The Summit also is a time for us to catch up on the work we do and the communities where we hope to affect change. Like many of the communities where you work, throughout Chicago and the state of Illinois, we continue to battle shortfalls and proposed cuts in mental health funding. One area of concern for the mental health community is the way in which the redistribution of resources will affect services overall, but particularly at Cook County Jail, already characterized as “the nation’s largest mental health facility.” In fact, in an open letter to the new Illinois governor, Bruce Rauner, Sheriff Tom Dart expressed this very concern, noting that short-sighted cuts in mental health service systems will not only result in higher costs to taxpayers within the community, but that “we will be able to look around and tell everyone that we’re number one in the country for turning our back on people with mental illness.” On any given day, about one-third of the approximately 9,000 individuals detained at Cook County jail experience serious mental health issues. As a result, Sheriff Dart has taken a firm stand to ensure that the workforce within the jail is prepared to address the health and recovery needs of the many individuals with psychiatric disabilities detained there.

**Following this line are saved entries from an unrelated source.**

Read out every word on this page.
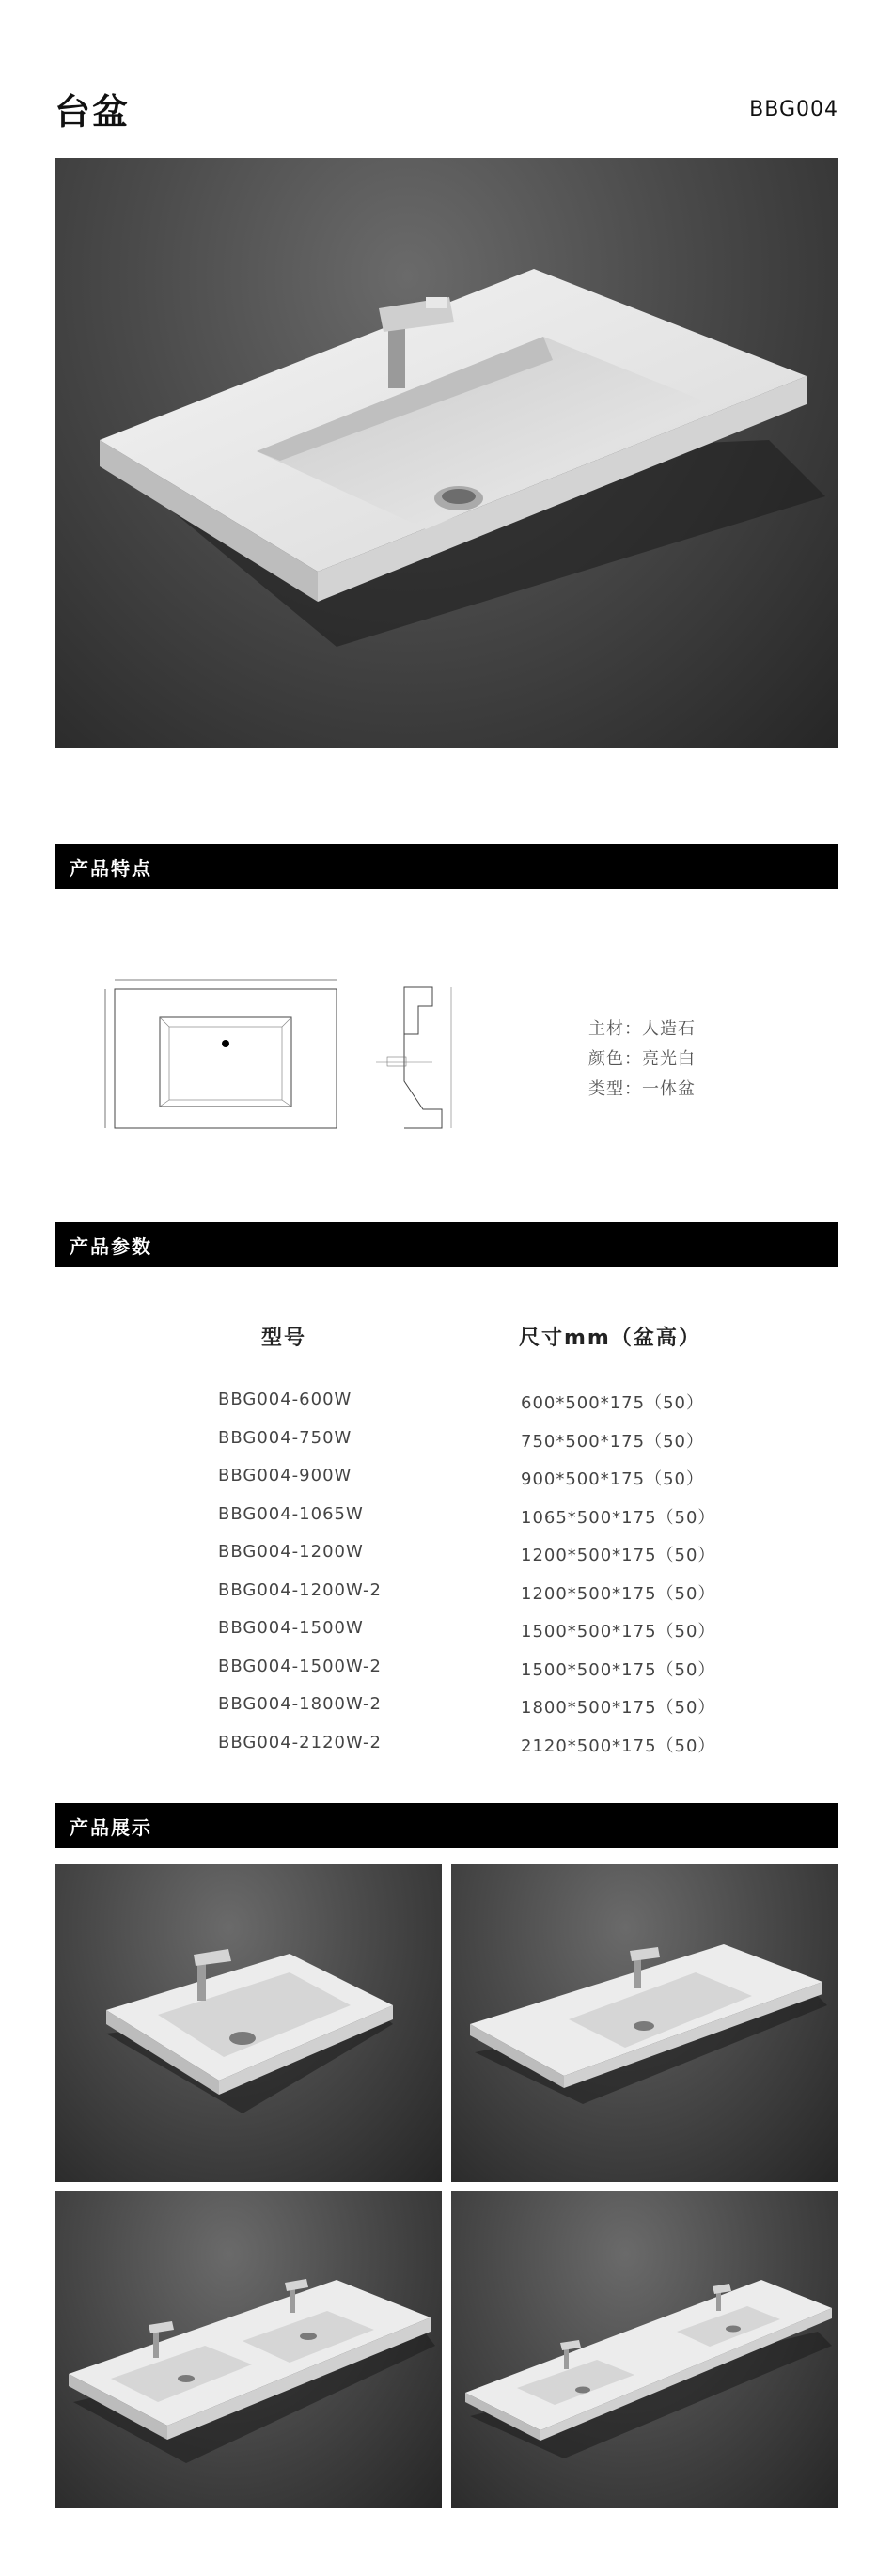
台盆	BBG004
产品特点
主材 ： 人造石
颜色 ： 亮光白
类型 ： 一体盆
产品参数
型号	尺寸mm（盆高）
BBG004-600W	600*500*175（50）
BBG004-750W	750*500*175（50）
BBG004-900W	900*500*175（50）
BBG004-1065W	1065*500*175（50）
BBG004-1200W	1200*500*175（50）
BBG004-1200W-2	1200*500*175（50）
BBG004-1500W	1500*500*175（50）
BBG004-1500W-2	1500*500*175（50）
BBG004-1800W-2	1800*500*175（50）
BBG004-2120W-2	2120*500*175（50）
产品展示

For example, the 300-400 new correctional officers hired each year are required to participate in more than 60 hours of advanced training related to mental health. Further, in May 2015, the Sheriff appointed a clinical psychologist as the new Executive Director for Cook County Jail, Dr. Nneka Jones Tapia; to date, Dr. Jones Tapia is the only mental health professional who leads a correctional facility in the country. Most recently, these efforts also have extended to improving benefits programs to attract a more qualified and skilled mental health workforce, particularly psychiatrists and clinical psychologists. It is here that PRA & PRF and the Academy may be able to create positive changes.
Initiatives like this not only provide exceptional opportunities for PRA & PRF to advance training for the workforce, but they also serve as a reminder of the diverse locations where we find our chapter members. We also must remember that many individuals detained in our jails and prisons will one day return to their communities. As such, psychiatric rehabilitation programs and practitioners must develop and sustain open relationships and communication with our correctional systems, law enforcement, and other partners to ensure that recovery and community integration continue to be focal components of mental health systems, no matter where these services are provided. These relationships and our presence within communities are vital to recovery. As the leader for the development, support, and dissemination of information about the practice of psychiatric rehabilitation and recovery, I invite all of us at PRA & PRF to identify and create opportunities for collaboration with these critical community partners.